OBSCURA: How would you describe the neighbourhood home to MOSSES?
WONG: We are neighbours with many lifestyle select stores here – like Kapok and Monocle to name a few. It’s largely a middle-class area. The gallery ODD ONE OUT, with whom we share this space, has a lot of history here and it blends in perfectly. I’m not sure whether MOSSES blends in, too. Our visitors are not limited to the neighbourhood anyhow. I sometimes wonder where to go if I should move the shop. (OB: Where would you go?) Hung Hom possibly, though I’m not sure why. What do you think? (OB: It can’t be too busy or too quiet. Somewhere in between, in Kowloon – I’m thinking of Lok Fu but I don’t know why. There’s a huge graveyard, and a stonemason) Now you’ve said it, there’re lots of funeral parlours in Hung Hom, too! (OB: When we’re not talking about altars during interviews, we talk about death. Is this appropriate?)
It might sound like a very cultured and romantic profession, but the truth is I just happened to open a bookstore and run a small business.
WONG: My name is Wong Sze-chit. I’m 35 this month.
OBSCURA: How long have you been running MOSSES? Do you enjoy it?

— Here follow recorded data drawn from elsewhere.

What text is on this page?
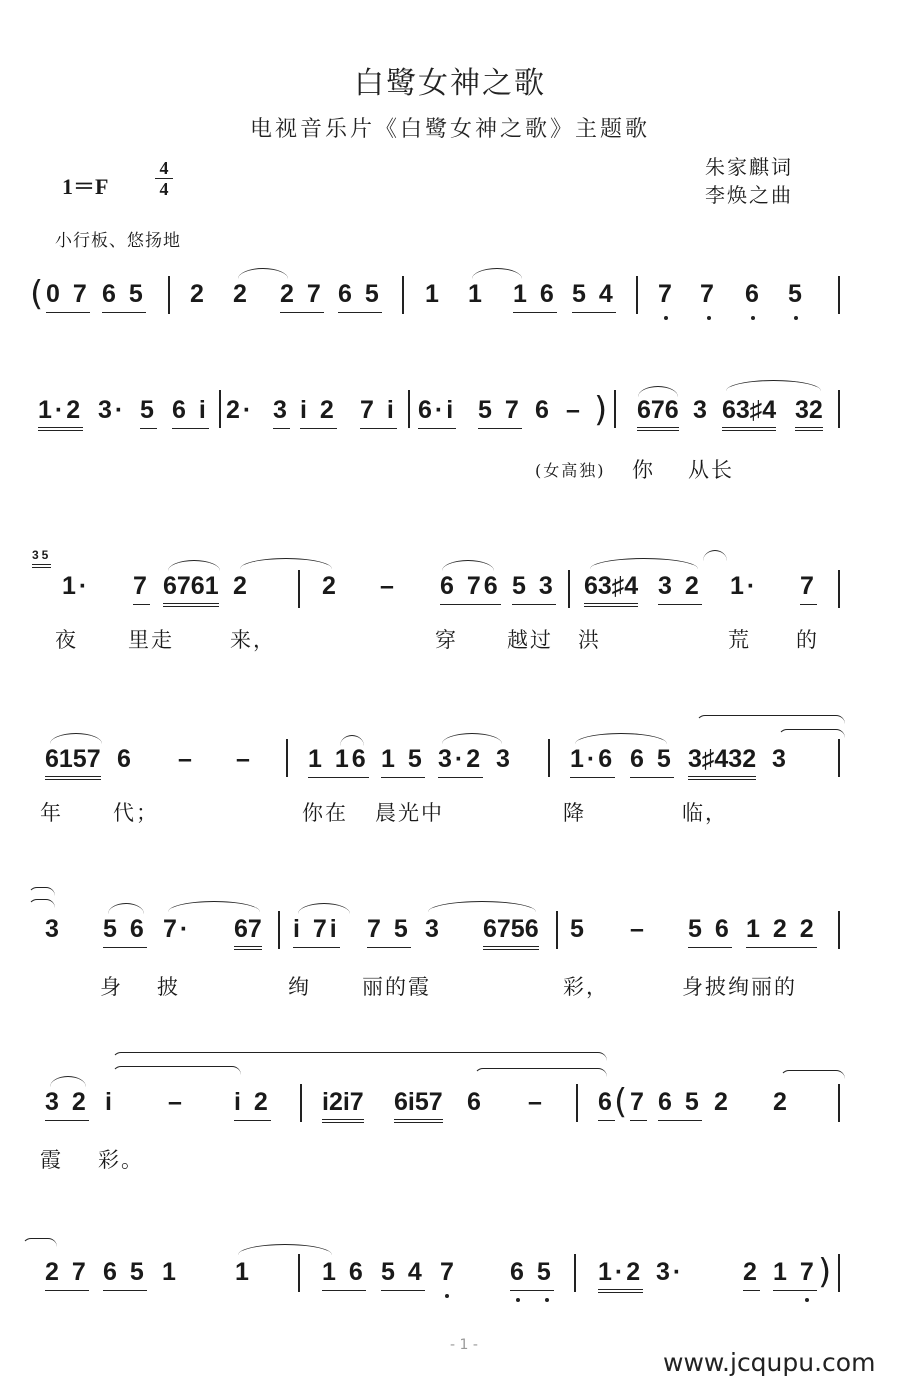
白鹭女神之歌
电视音乐片《白鹭女神之歌》主题歌
1＝F
4
4
朱家麒词
李焕之曲
小行板、悠扬地
( 0 7 6 5 2 2 2 7 6 5 1 1 1 6 5 4 7 7 6 5
1·2 3· 5 6 i 2· 3 i 2 7 i 6·i 5 7 6 – ) 676 3 63♯4 32
(女高独) 你 从长
35
1· 7 6761 2	2 – 6 76 5 3 63♯4 3 2 1· 7
夜 里走	来，	穿 越过 洪	荒 的
6157 6 – – 1 16 1 5 3·2 3 1·6 6 5 3♯432 3
年 代；	你在 晨光中	降	临，
3 5 6 7· 67 i 7i 7 5 3 6756 5 – 5 6 1 2 2
身 披	绚 丽的霞	彩，	身披绚丽的
3 2 i – i 2 i2i7 6i57 6 – 6 ( 7 6 5 2 2
霞 彩。
2 7 6 5 1 1	1 6 5 4 7 6 5 1·2 3· 2 1 7 )
- 1 -
www.jcqupu.com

WONG: Almost eight years, I think – since BOOK B in Sham Shui Po and moving to MOSSES here in 2018. To be honest, I love drawing and books. I can draw and design books (Editor: Wong is an artist and book designer). But to this day I’m still pretty bad at talking to customers. Running a bookstore has never been on the cards for me. It might sound like a very cultured and romantic profession, but the truth is I just happened to open a bookstore and run a small business. This is my reality; it’s not always seen through rose-tinted glasses.
OBSCURA: What kind of life are you after?
WONG: I want to be happy. I want to try and make the people around me happy. Two friends of mine passed away few years ago. One of them was my mentor in design; he had such a huge impact on me. Losing him has, ironically, helped me overcome my procrastination. Now I want to focus on my art, on things that I enjoy. As long as I’m protected by a basic income, I can stay home and draw every single day. I might still play the occasional video game, but all I want is really just to wake up and draw – to keep up my art.
OBSCURA: Do you have any book recommendations for us today?
WONG: I’d recommend Vinca Petersen’s “Future Fantasy”. It’s a photo documentation of Rave Party in the 90’s. It’s published by Ditto, which specialises in Rave, music, and subculture. The design of “Future Fantasy” is par excellence – I always recommend it to my designer friends as a textbook reference. It’s a bestseller here and I have to make sure to save myself a copy.
OBSCURA: Why did you choose this book specifically?
WONG: It’s essentially a book about revelry. The world is too suppressed; we can all live a little.